= 2003 Burkina Faso coup attempt =

Failed military coup in Burkina Faso

The 2003 Burkina Faso coup d'état attempt was an alleged plot in the landlocked African country Burkina Faso that took place in October 2003. The attempted coup was carried out against long-time strongman President Blaise Compaoré and his CDP regime, and resulted in the imprisonment of several members of the military and political dissidents. Over a decade later, Compaoré would finally be overthrown in the 2014 Burkina Faso uprising.

==History==

===Background===
Blaise Compaoré, a central military figure in the revolutionary government of his predecessor Thomas Sankara, came to power by leading the 1987 coup d'état that killed Sankara. Abolishing many of Sankara's radical reforms, Compaoré took control of a country that had seen multiple failed and successful coups since its independence in 1960 – most of them carried out by the military. During his time in power he was accused of many human rights abuses, using a heavy hand to put down resistance. To facilitate this, he created the Regiment of Presidential Security (RSP), an elite force accused of numerous extrajudicial killings and acts of torture. The RSP's loyalty to Compaoré was doubtful, despite their service – in October 1996 several soldiers of the Regiment, among them the commander Hyacinthe Kafando, were put on trial for plotting to launch a coup, possibly with Ivorian involvement. Other than the threat of military coups, Compaoré also faced opposition from civic society, such as a large 1999 general strike.

===Plot and trial===
On 7 October 2003, the alleged attempted coup – and its failure – was announced publicly by Abdoulaye Barry, a government prefect chairing the military court of the capital Ouagadougou. Several had been arrested, and detained by the police. Most of them were connected to the military, especially the Regiment of Presidential Security. The highest-ranking officer to be arrested was Commander Bernadin Poda, accused of siphoning army funds to finance the coup. Among those arrested were also Michel Norbert Tiendrébéogo (leader of the Social Forces Front, a Sankarist political party), and the Christian pastor Israël Pascal Paré. The number of people arrested during the crackdown varies between sources, with some saying 10, others 12, and yet others 16.

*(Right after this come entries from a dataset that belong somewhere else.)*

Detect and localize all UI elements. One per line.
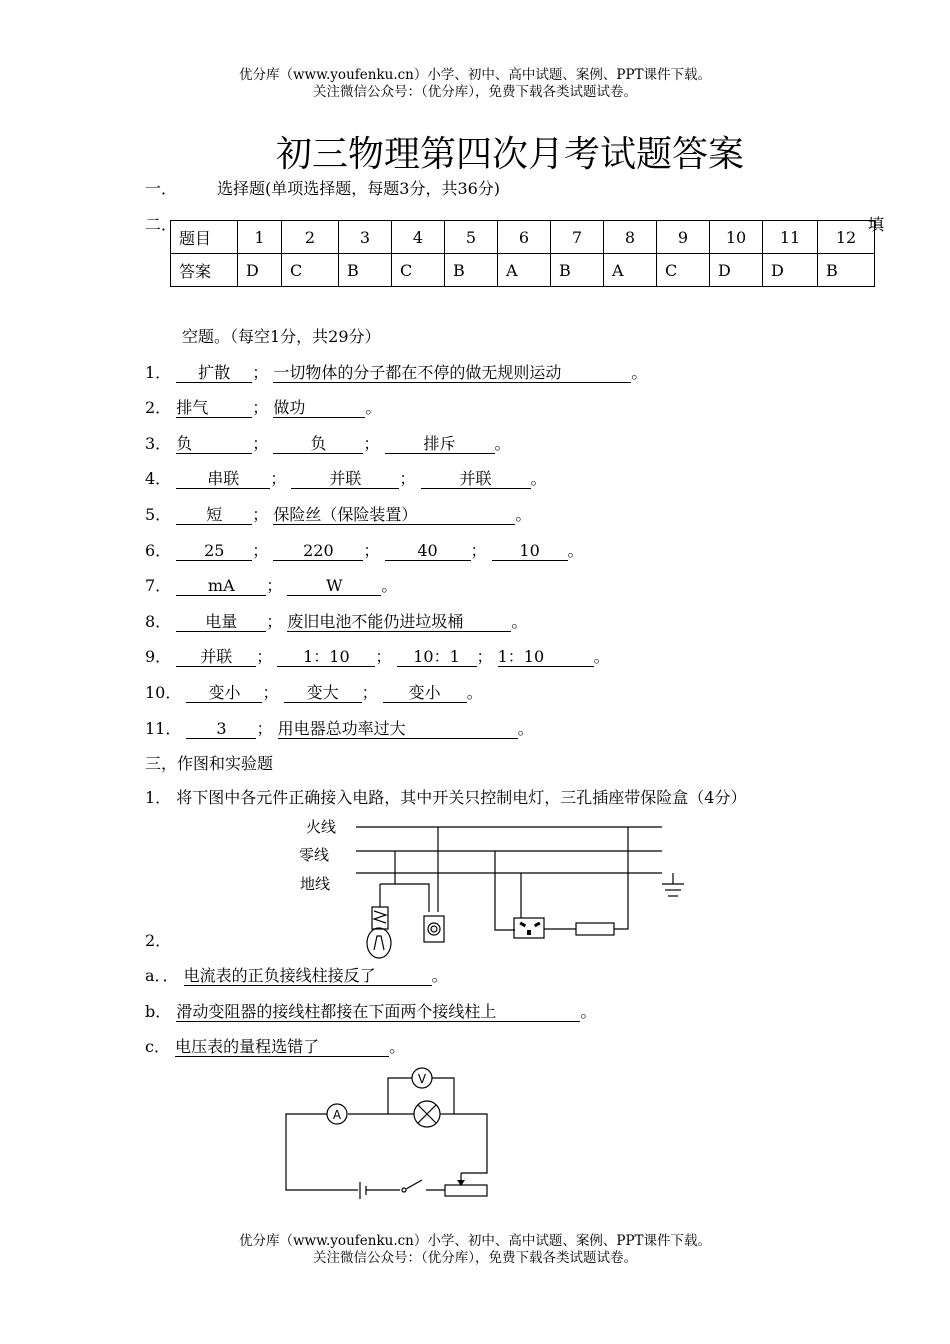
period: 。 <box>494 434 511 453</box>
fill-q7 <box>145 573 397 596</box>
separator: ； <box>266 612 283 631</box>
answer-blank: 用电器总功率过大 <box>278 720 518 739</box>
table-label-question: 题目 <box>171 221 238 254</box>
fill-q2 <box>145 395 381 418</box>
table-cell: C <box>657 254 710 287</box>
section-2-text: 空题。（每空1分，共29分） <box>182 327 381 346</box>
answer-blank: 串联 <box>176 470 270 489</box>
table-cell: B <box>339 254 392 287</box>
table-label-answer: 答案 <box>171 254 238 287</box>
separator: ； <box>266 576 283 595</box>
experiment-circuit-diagram <box>280 1062 500 1202</box>
footer-line-2: 关注微信公众号：（优分库），免费下载各类试题试卷。 <box>313 1250 637 1266</box>
answer-blank: 并联 <box>176 648 256 667</box>
answer-table <box>170 220 875 287</box>
fill-q9 <box>145 644 610 667</box>
answer-blank: 排斥 <box>385 435 495 454</box>
section-3-question-1: 1． 将下图中各元件正确接入电路，其中开关只控制电灯，三孔插座带保险盒（4分） <box>145 788 747 807</box>
table-cell: D <box>763 254 818 287</box>
question-number: 6． <box>145 541 172 560</box>
separator: ； <box>252 398 269 417</box>
question-number: 5． <box>145 505 172 524</box>
answer-blank: W <box>287 577 381 596</box>
section-3-heading: 三，作图和实验题 <box>145 754 274 773</box>
footer-line-1: 优分库（www.youfenku.cn）小学、初中、高中试题、案例、PPT课件下载。 <box>238 1233 712 1249</box>
answer-blank: 负 <box>176 435 252 454</box>
table-cell: C <box>282 254 339 287</box>
period: 。 <box>631 363 648 382</box>
table-cell: 6 <box>498 221 551 254</box>
question-number: 8． <box>145 612 172 631</box>
answer-blank: 扩散 <box>176 364 252 383</box>
answer-blank: 短 <box>176 506 252 525</box>
question-number: 2． <box>145 398 172 417</box>
table-row-answers <box>171 254 875 287</box>
neutral-wire-label: 零线 <box>299 846 330 864</box>
question-number: 9． <box>145 647 172 666</box>
voltmeter-label: V <box>417 1072 427 1086</box>
answer-b <box>145 999 596 1022</box>
fill-q5 <box>145 502 531 525</box>
separator: ； <box>252 505 269 524</box>
question-number: 11． <box>145 719 182 738</box>
table-cell: D <box>238 254 282 287</box>
question-number: 1． <box>145 363 172 382</box>
period: 。 <box>511 612 528 631</box>
period: 。 <box>517 719 534 738</box>
answer-blank: 废旧电池不能仍进垃圾桶 <box>287 613 511 632</box>
answer-b-prefix: b． <box>145 1002 172 1021</box>
table-cell: 4 <box>392 221 445 254</box>
section-3-question-2: 2． <box>145 931 172 950</box>
answer-blank: 电量 <box>176 613 266 632</box>
header-line-2: 关注微信公众号：（优分库），免费下载各类试题试卷。 <box>313 84 637 100</box>
fuse-box-icon <box>576 923 614 935</box>
section-2-number: 二． <box>145 215 178 234</box>
answer-blank: 并联 <box>421 470 531 489</box>
period: 。 <box>431 966 448 985</box>
answer-blank: 1：10 <box>498 648 594 667</box>
fill-q11 <box>145 716 534 739</box>
answer-blank: 并联 <box>291 470 399 489</box>
switch-icon <box>402 1188 406 1192</box>
answer-blank: 25 <box>176 542 252 561</box>
answer-blank: mA <box>176 577 266 596</box>
separator: ； <box>399 469 416 488</box>
header-line-1: 优分库（www.youfenku.cn）小学、初中、高中试题、案例、PPT课件下载。 <box>238 67 712 83</box>
answer-blank: 变小 <box>186 684 262 703</box>
fill-q10 <box>145 680 483 703</box>
table-cell: B <box>445 254 498 287</box>
table-cell: 11 <box>763 221 818 254</box>
circuit-wire-left <box>286 1114 358 1190</box>
separator: ； <box>270 469 287 488</box>
table-cell: 7 <box>551 221 604 254</box>
period: 。 <box>580 1002 597 1021</box>
answer-a-text: 电流表的正负接线柱接反了 <box>184 967 432 986</box>
answer-blank: 负 <box>273 435 363 454</box>
answer-blank: 变小 <box>383 684 467 703</box>
table-cell: 3 <box>339 221 392 254</box>
table-cell: 12 <box>818 221 875 254</box>
table-cell: A <box>498 254 551 287</box>
table-cell: 5 <box>445 221 498 254</box>
table-cell: C <box>392 254 445 287</box>
answer-blank: 变大 <box>284 684 362 703</box>
period: 。 <box>515 505 532 524</box>
question-number: 10． <box>145 683 182 702</box>
question-number: 7． <box>145 576 172 595</box>
answer-blank: 10：1 <box>397 648 477 667</box>
answer-a <box>145 963 448 986</box>
separator: ； <box>361 683 378 702</box>
fill-q3 <box>145 431 511 454</box>
separator: ； <box>262 683 279 702</box>
table-cell: 10 <box>710 221 763 254</box>
question-number: 3． <box>145 434 172 453</box>
answer-c-text: 电压表的量程选错了 <box>175 1038 389 1057</box>
separator: ； <box>252 434 269 453</box>
answer-blank: 40 <box>385 542 471 561</box>
separator: ； <box>256 647 273 666</box>
answer-b-text: 滑动变阻器的接线柱都接在下面两个接线柱上 <box>176 1003 580 1022</box>
page-title: 初三物理第四次月考试题答案 <box>275 134 744 175</box>
table-cell: B <box>818 254 875 287</box>
table-cell: 9 <box>657 221 710 254</box>
table-cell: A <box>604 254 657 287</box>
separator: ； <box>470 541 487 560</box>
live-wire-label: 火线 <box>306 818 337 836</box>
section-2-tail: 填 <box>868 215 885 234</box>
period: 。 <box>593 647 610 666</box>
section-1-text: 选择题(单项选择题，每题3分，共36分) <box>217 179 501 198</box>
separator: ； <box>256 719 273 738</box>
fill-q1 <box>145 360 647 383</box>
period: 。 <box>567 541 584 560</box>
period: 。 <box>381 576 398 595</box>
fill-q8 <box>145 609 527 632</box>
table-cell: 2 <box>282 221 339 254</box>
fill-q6 <box>145 538 584 561</box>
table-cell: 8 <box>604 221 657 254</box>
separator: ； <box>363 434 380 453</box>
fill-q4 <box>145 466 547 489</box>
rheostat-icon <box>445 1185 487 1196</box>
answer-blank: 一切物体的分子都在不停的做无规则运动 <box>273 364 631 383</box>
answer-blank: 排气 <box>176 399 252 418</box>
separator: ； <box>252 541 269 560</box>
period: 。 <box>389 1037 406 1056</box>
question-number: 4． <box>145 469 172 488</box>
answer-blank: 10 <box>492 542 568 561</box>
ground-wire-label: 地线 <box>300 875 331 893</box>
household-circuit-diagram <box>290 812 690 962</box>
answer-blank: 3 <box>186 720 256 739</box>
answer-blank: 保险丝（保险装置） <box>273 506 515 525</box>
circuit-wire-right <box>454 1114 487 1173</box>
table-row-numbers <box>171 221 875 254</box>
separator: ； <box>375 647 392 666</box>
table-cell: B <box>551 254 604 287</box>
lamp-holder <box>372 907 388 929</box>
answer-c-prefix: c． <box>145 1037 170 1056</box>
answer-blank: 220 <box>273 542 363 561</box>
section-1-number: 一． <box>145 179 178 198</box>
switch-icon <box>424 916 444 942</box>
period: 。 <box>466 683 483 702</box>
separator: ； <box>363 541 380 560</box>
answer-c <box>145 1034 405 1057</box>
period: 。 <box>530 469 547 488</box>
answer-a-prefix: a．． <box>145 966 179 985</box>
separator: ； <box>476 647 493 666</box>
ammeter-label: A <box>332 1108 342 1122</box>
section-1-heading <box>145 176 500 199</box>
table-cell: D <box>710 254 763 287</box>
period: 。 <box>365 398 382 417</box>
table-cell: 1 <box>238 221 282 254</box>
answer-blank: 做功 <box>273 399 365 418</box>
separator: ； <box>252 363 269 382</box>
answer-blank: 1：10 <box>277 648 375 667</box>
lamp-bulb-icon <box>367 928 391 958</box>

At least one of the supposed plotters died in police custody under suspicious circumstances. The person in question, Sergeant Moussa Kabore, was alleged to have hanged himself in his cell on 8 October. The United States embassy expressed concern over the treatment of other detained individuals connected to the coup attempt, and the Burkina Faso Movement for Human and People's Rights (MBDHP) complained that many of the detained had been held without being charged for far longer than the law allowed. In early November MBDHP activists were finally allowed to see the prisoners, and reported that their conditions were "acceptable".

According to government sources, the main instigator of the coup attempt was the Captain Luther Diapagri Oualy, who was to face treason charges. The prosecutor general Abdoulaye Barry stated that Oualy had been in contact with foreign powers, meeting with government representatives in Côte d'Ivoire and Togo in September 2003. Both countries denied any involvement in the plot. In November 2003, Burkina Faso's Foreign Minister Youssouf Ouédraogo stated to various diplomats that the coup had been intended to take place during a cabinet meeting, using weapons received from the Regiment of Presidential Security. Captain Oualy was alleged to have purchased three 4x4 pick-up vehicles, for this purpose.

Several months later, late at night during 17 April 2004, a military court in Ouagadougou announced the trial verdict. Captain Luther Diapagri Oualy was sentenced to ten years in prison, without parole. Six other people were punished, among them pastor Israël Pascal Paré.